THERE’S a surprise in the Hallé Thursday
concert series on March 5 – the orchestra giving the concert is not the Hallé.
It’s not
unheard of, but it’s rare, and the result of the Hallé Orchestra being away on tour,
usually. This time the guest orchestra is the Royal Liverpool Philharmonic.

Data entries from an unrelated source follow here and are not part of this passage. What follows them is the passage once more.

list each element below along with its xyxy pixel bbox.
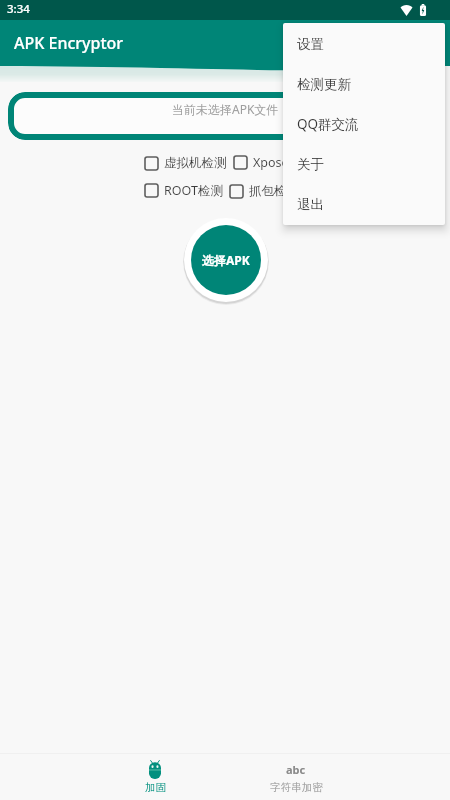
button[interactable]: Xposed检测	[233, 154, 322, 171]
staticText: 退出	[297, 196, 324, 213]
staticText: 关于	[297, 156, 324, 173]
button[interactable]: 选择APK	[191, 225, 261, 295]
staticText: 3:34	[7, 1, 30, 17]
button[interactable]: 检测更新	[283, 65, 445, 105]
button[interactable]: 虚拟机检测	[144, 155, 227, 171]
staticText: APK Encryptor	[14, 32, 124, 54]
staticText: 虚拟机检测	[164, 155, 227, 171]
staticText: QQ群交流	[297, 115, 359, 133]
staticText: Xposed检测	[253, 154, 322, 171]
button[interactable]: 退出	[283, 185, 445, 225]
staticText: 抓包检测	[249, 183, 299, 199]
staticText: 字符串加密	[270, 781, 323, 794]
button[interactable]: QQ群交流	[283, 105, 445, 145]
button[interactable]: abc	[260, 760, 332, 794]
button[interactable]: 关于	[283, 145, 445, 185]
button[interactable]: 加固	[119, 760, 191, 794]
staticText: ROOT检测	[164, 182, 223, 199]
button[interactable]: 抓包检测	[229, 183, 299, 199]
staticText: 选择APK	[202, 252, 250, 268]
staticText: 检测更新	[297, 76, 351, 93]
staticText: 设置	[297, 36, 324, 53]
button[interactable]: 当前未选择APK文件	[8, 92, 442, 140]
button[interactable]: More options	[404, 20, 450, 66]
staticText: 当前未选择APK文件	[172, 101, 279, 117]
button[interactable]: 设置	[283, 25, 445, 65]
staticText: 加固	[145, 781, 166, 794]
staticText: abc	[286, 762, 306, 777]
button[interactable]: ROOT检测	[144, 182, 223, 199]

They’re conducted by their justly celebrated chief conductor, Vasily Petrenko.
It’s an
all-Russian programme, too: Rimsky-Korsakov’s overture, The Tsar’s Bride,
begins it, and Tchaikovsky’s fourth symphony is last.
There’s
more Tchaikovsky in between – the second piano concerto. This isn’t as well
known as the first, but could hardly have a better advocate – one of the
leading Russian pianists today, Nikolai Lugansky.
The
42-year-old has been compared with Rachmaninov for the brilliance and poetry of
his playing, and has earned a string of awards for his recordings – as well as
the UK’s own Terence Judd Award back in 1995 – and his
performance of Rachmaninov’s third piano concerto at 2013’s Proms was hailed as
‘classical yet thrillingly virtuosic’ and ‘breathtakingly no-nonsense’.

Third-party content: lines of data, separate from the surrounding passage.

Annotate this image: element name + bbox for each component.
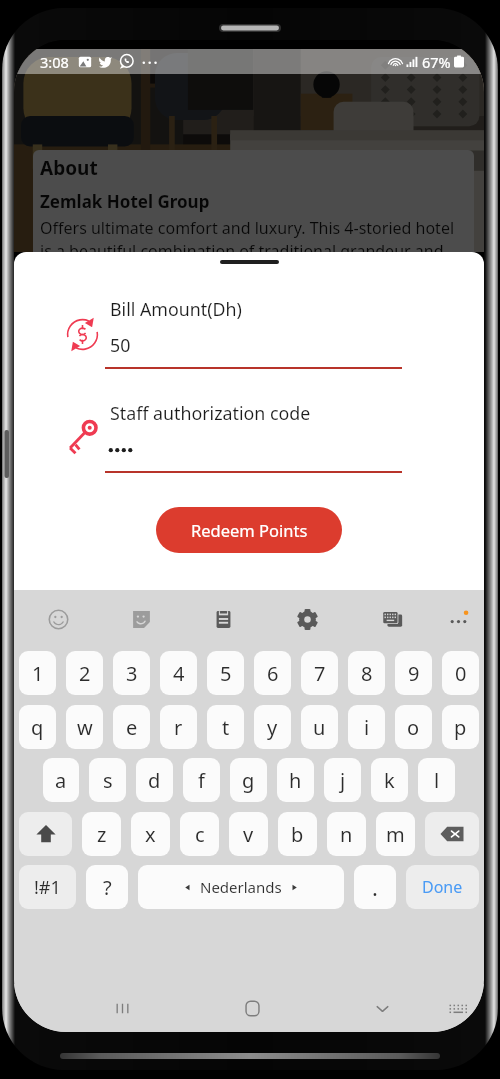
button[interactable]: Switch keyboard [436,987,478,1029]
button[interactable]: Home [231,987,273,1029]
button[interactable]: x [131,812,170,856]
staticText: Redeem Points [191,519,308,541]
staticText: o [407,714,420,741]
button[interactable]: 6 [254,651,291,695]
staticText: d [148,767,161,794]
staticText: g [242,767,255,794]
button[interactable]: Bill amount [65,317,100,352]
staticText: s [103,767,113,794]
staticText: h [289,767,302,794]
button[interactable]: q [19,705,56,749]
staticText: Nederlands [200,877,282,897]
button[interactable]: Clipboard [206,602,240,636]
staticText: c [195,821,205,848]
button[interactable]: n [327,812,366,856]
staticText: p [454,714,467,741]
button[interactable]: 3 [113,651,150,695]
button[interactable]: 5 [207,651,244,695]
button[interactable]: w [66,705,103,749]
button[interactable]: Emoji [41,602,75,636]
staticText: v [243,821,254,848]
button[interactable]: a [43,758,79,802]
staticText: 8 [361,660,373,687]
button[interactable]: Recents [101,987,143,1029]
button[interactable]: Authorization code [65,415,107,457]
staticText: z [97,821,107,848]
staticText: !#1 [34,875,61,900]
button[interactable]: 4 [160,651,197,695]
button[interactable]: Stickers [124,602,158,636]
button[interactable]: y [254,705,291,749]
button[interactable]: z [82,812,121,856]
button[interactable]: 9 [395,651,432,695]
button[interactable]: Done [406,865,479,909]
staticText: About [40,155,98,181]
staticText: l [434,767,440,794]
staticText: 6 [267,660,279,687]
button[interactable]: v [229,812,268,856]
button[interactable]: Redeem Points [156,507,342,553]
staticText: Zemlak Hotel Group [40,190,210,213]
button[interactable]: 8 [348,651,385,695]
button[interactable]: ? [86,865,128,909]
button[interactable]: Settings [290,602,324,636]
staticText: 50 [110,333,131,357]
button[interactable]: 0 [442,651,479,695]
button[interactable]: p [442,705,479,749]
button[interactable]: Nederlands [138,865,344,909]
staticText: . [372,872,378,902]
staticText: e [126,714,138,741]
staticText: j [340,767,346,794]
button[interactable]: Backspace [425,812,479,856]
staticText: Done [422,876,463,898]
button[interactable]: r [160,705,197,749]
staticText: q [31,714,44,741]
button[interactable]: Shift [19,812,72,856]
button[interactable]: k [371,758,408,802]
button[interactable]: e [113,705,150,749]
staticText: 7 [314,660,326,687]
staticText: 9 [408,660,420,687]
button[interactable]: . [354,865,396,909]
button[interactable]: b [278,812,317,856]
staticText: f [198,767,205,794]
button[interactable]: c [180,812,219,856]
button[interactable]: l [418,758,455,802]
button[interactable]: u [301,705,338,749]
staticText: b [291,821,304,848]
button[interactable]: More [441,602,475,636]
staticText: u [313,714,326,741]
staticText: 5 [220,660,232,687]
staticText: k [384,767,395,794]
staticText: ? [103,874,112,901]
button[interactable]: 1 [19,651,56,695]
button[interactable]: !#1 [19,865,76,909]
staticText: n [340,821,353,848]
staticText: 67% [422,52,451,72]
button[interactable]: 2 [66,651,103,695]
button[interactable]: i [348,705,385,749]
button[interactable]: m [376,812,415,856]
staticText: a [55,767,67,794]
button[interactable]: Keyboard mode [375,602,409,636]
button[interactable]: g [230,758,267,802]
button[interactable]: s [89,758,126,802]
button[interactable]: h [277,758,314,802]
button[interactable]: f [183,758,220,802]
button[interactable]: o [395,705,432,749]
staticText: 4 [173,660,185,687]
staticText: 3 [126,660,138,687]
staticText: 2 [79,660,91,687]
staticText: w [77,714,93,741]
staticText: 1 [32,660,44,687]
button[interactable]: Hide keyboard [361,987,403,1029]
staticText: r [174,714,183,741]
button[interactable]: d [136,758,173,802]
staticText: Offers ultimate comfort and luxury. This… [40,217,464,252]
staticText: t [222,714,230,741]
button[interactable]: t [207,705,244,749]
button[interactable]: 7 [301,651,338,695]
staticText: m [386,821,405,848]
button[interactable]: j [324,758,361,802]
staticText: i [364,714,370,741]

He was recently on a UK tour with
the St Petersburg Philharmonic, but we missed seeing him then. Now, thanks to
the RLPO, is Manchester’s
opportunity.
When I
spoke to him he emphasized the quality of that Russian tradition he is heir to.
He may be one of the last to come through the hot-house system of schooling
talent which was part of the Soviet era.
“From the age of five-and-a-half, when I
first got a toy piano, it was natural for me to play. My parents gave me a book
of Beethoven sonatas when I was six, and I tried to play some at a neighbour’s
house, where they had an upright piano.
“When I was six or seven, we got one
ourselves. One summer we went to see an elderly teacher who heard me try to
play my Beethoven, and he started to give me lessons.”

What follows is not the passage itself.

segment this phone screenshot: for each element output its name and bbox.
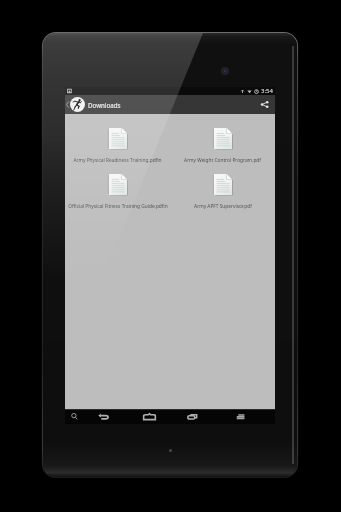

Soon afterwards he joined Moscow’s
Central Music School,
and 11 years later the Moscow Conservatory, where his teachers included the
legendary Tatiana Nikolayeva.
He knows that some would say the real
‘Russian’ characteristic of pianism is a singing tone – a quality often
observed in his own playing – but he’s aware that others would say it’s also
about ‘sportsmen who play loud, quickly, and all the right notes!’
That (apart from all the right notes) you
may be sure is not the Lugansky way.